Combat ends when all combatants from one side or the other have either been rendered unconscious or dead (usually by having their hit points reduced to zero), or fled from combat. The player can also lose at combat by allowing all members of the party to succumb to sleep or paralysis effects.

==Development==
The original Apple II version of the game was written almost single-handedly by Jon Van Caneghem over three years. Van Caneghem had difficulty finding a publisher to distribute Might and Magic, so he self-published as New World Computing, handling the distribution himself from his own apartment until he was able to broker a distribution deal with Activision.

Due to its popularity the game was ported to a number of other platforms that were popular at the time, and nine sequels were released over the next fifteen years.

A port of Might and Magic was released for Nintendo Entertainment System in 1992. While the basic gameplay was similar to ports released on earlier platforms, the graphics and general polish on the game reflected the later release date and greater capability of the Nintendo platform. The music for this version was composed by Masaharu Iwata.

The game was remade again for release in Japan on the PC Engine platform. This version of the game was released on CD-ROM² rather than cartridge and was able to feature digitized voices for dialogue as a result of the increased storage capacity offered by the CD medium.

The game was later included in Might and Magic VI: The Mandate of Heaven Limited Edition and Special Edition.

==Reception==
Might and Magic sold over 100,000 copies by 1989.

In 1987, Compute! magazine praised Might and Magic for its wealth of content, non-linear play and aspects of its graphics, though it notes that the game graphics lack animation, and that there is limited graphical representation of enemy combatants.
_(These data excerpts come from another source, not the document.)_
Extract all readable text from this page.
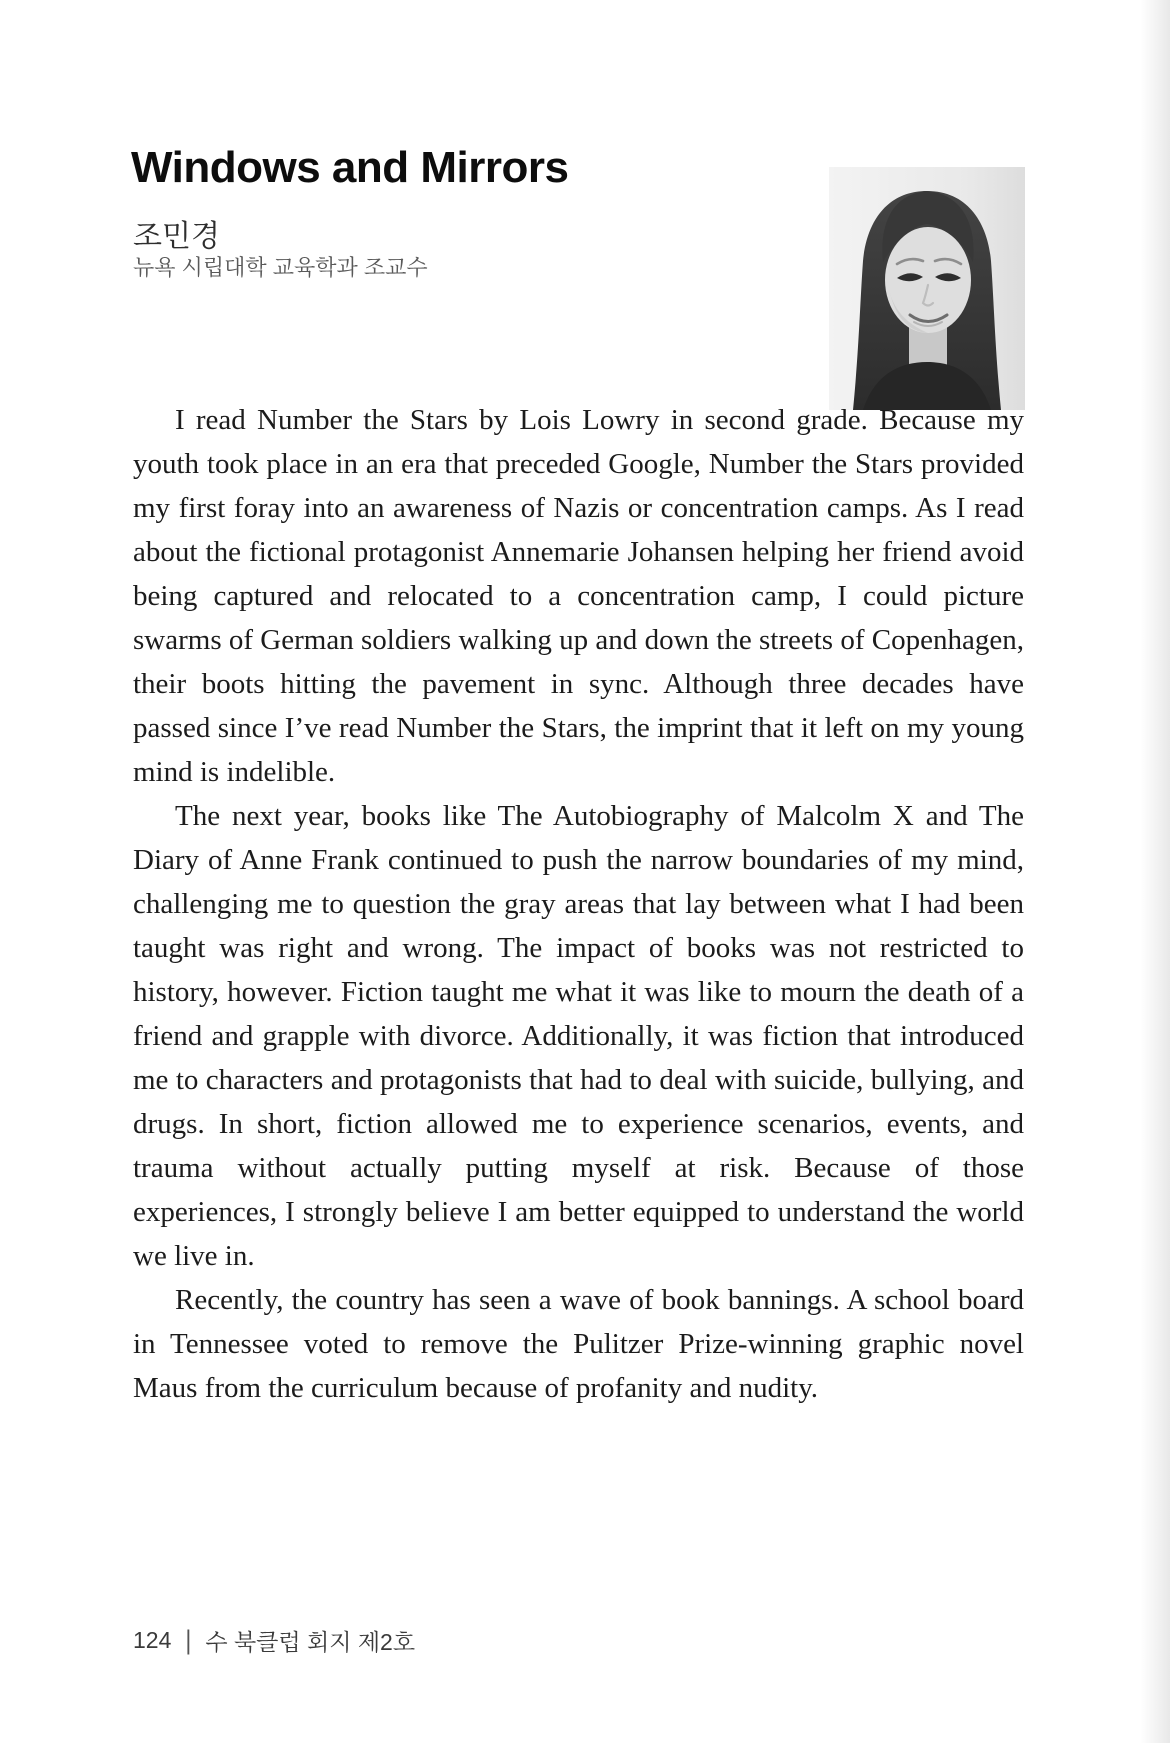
Windows and Mirrors
조민경
뉴욕 시립대학 교육학과 조교수

I read Number the Stars by Lois Lowry in second grade. Because my youth took place in an era that preceded Google, Number the Stars provided my first foray into an awareness of Nazis or concentration camps. As I read about the fictional protagonist Annemarie Johansen helping her friend avoid being captured and relocated to a concentration camp, I could picture swarms of German soldiers walking up and down the streets of Copenhagen, their boots hitting the pavement in sync. Although three decades have passed since I’ve read Number the Stars, the imprint that it left on my young mind is indelible.

The next year, books like The Autobiography of Malcolm X and The Diary of Anne Frank continued to push the narrow boundaries of my mind, challenging me to question the gray areas that lay between what I had been taught was right and wrong. The impact of books was not restricted to history, however. Fiction taught me what it was like to mourn the death of a friend and grapple with divorce. Additionally, it was fiction that introduced me to characters and protagonists that had to deal with suicide, bullying, and drugs. In short, fiction allowed me to experience scenarios, events, and trauma without actually putting myself at risk. Because of those experiences, I strongly believe I am better equipped to understand the world we live in.

Recently, the country has seen a wave of book bannings. A school board in Tennessee voted to remove the Pulitzer Prize-winning graphic novel Maus from the curriculum because of profanity and nudity.

124 | 수 북클럽 회지 제2호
Computer Gaming World described it as "a big adventure game with much to like and much to explore", with a depth that "everyone who plays it will appreciate". The magazine's Scorpia praised the game's extensiveness, but noted that early versions of the game only equipped new party members with clubs, making the beginning of the game very difficult. In 1988 Might and Magic joined the magazine's Hall of Fame for games highly rated over time by readers. In 1993 the magazine stated that despite the starting difficulty "it's well worth the effort". In 1996, the magazine named Might and Magic the 23rd best game ever. The editors wrote, "A 3D dungeon view combined with the biggest world map to date were just two of the major features of this advanced level CRPG."

The Apple II version of the game was reviewed in 1987 in Dragon #122 by Patricia Lesser in "The Role of Computers" column. Lesser stated that "This adventure is awesome in its scope, completely fascinating, graphically pleasing, and one of the top five games ever produced for a computer." In a subsequent column, the reviewers gave the game 5 out of 5 stars. Hartley, Patricia, and Kirk Lesser reviewed the IBM version of the game in 1988 in Dragon #132, also giving it 5 out of 5 stars. The Lessers reviewed the MacIntosh version of the game in Dragon #140, giving the Macintosh II version 4½ stars, and the Macintosh Plus version 3½ stars.

Modern commentators acknowledge MM1 for the immense scope of its world, for its freedom of exploration and for pioneering aspects such as incorporating player characters' race, gender and alignment into the gameplay.